Thursday, October 15, 2009

What is a system? Little attention has been paid to the historical development of the concept of system in order to understand what is meant by the term. Yet work outside of philosophy-- work in experimental embryology, evolutionary developmental biology, developmental psychology, sociological theory, the physical and chemical sciences, etc.-- has converged on a conception of system which first found decisive focus in the German Idealist philosophical tradition. To be sure, the widespread, even casual, use of the term in the 20th and 21st centuries owes a conceptual debt to the German Idealists. Systems were an obsession of the German Idealists (Kant, Fichte, Reinhold, Bardili, Schelling, Hegel). The notion of a fully-formed, perfected system established the epistemological, and even ontological, ideal for philosophical speculation and scientific knowledge ('Wissenschaft') in the latter part of the 18th century and continuing on well into the latter part of the
19the century. For the German Idealists, systems were a question of a particular brand of philosophical inquiry known as speculation. Speculation involved the rigorous tracing back of any philosophical or scientific explanation of phenomena to an absolute foundation (of certainty and coherence) such that the phenomena could be fully justified as irrefutable knowledge. Not high-flown discourses on the nature and proofs of God's existence, but mathematical theorems, stoichiometrical relationships, accounts of the evolutionary genesis of animal forms, all of these species of knowledge stood or fell within a form of speculative, systemic justification.
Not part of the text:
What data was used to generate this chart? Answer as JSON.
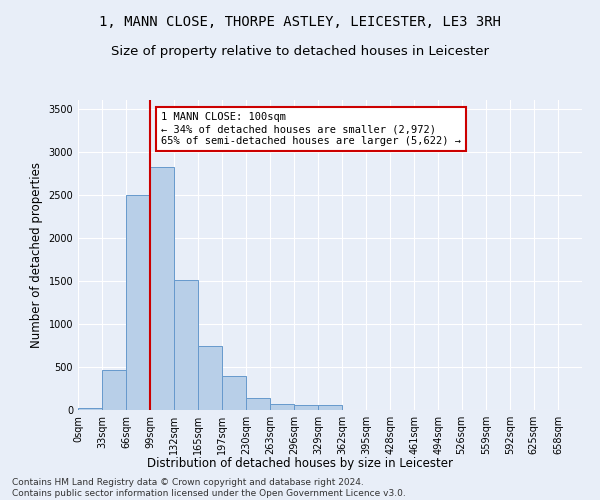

It was the pursuit of the systematic philosophers of the German Idealist tradition to gather a diversity of empirical knowledge and to synthesize it in one master-system, under one philosophical principle holding for all knowledge, in logic, nature, and the human sciences (the sciences of the human 'spirit'). This type of philosophy, system philosophy, reached a peak, but also a strange dead end, in Hegel’s great “scientific” elaboration of system in his magisterial _Science of Logic_ (with editions pubslihed between the years of 1812 and 1832).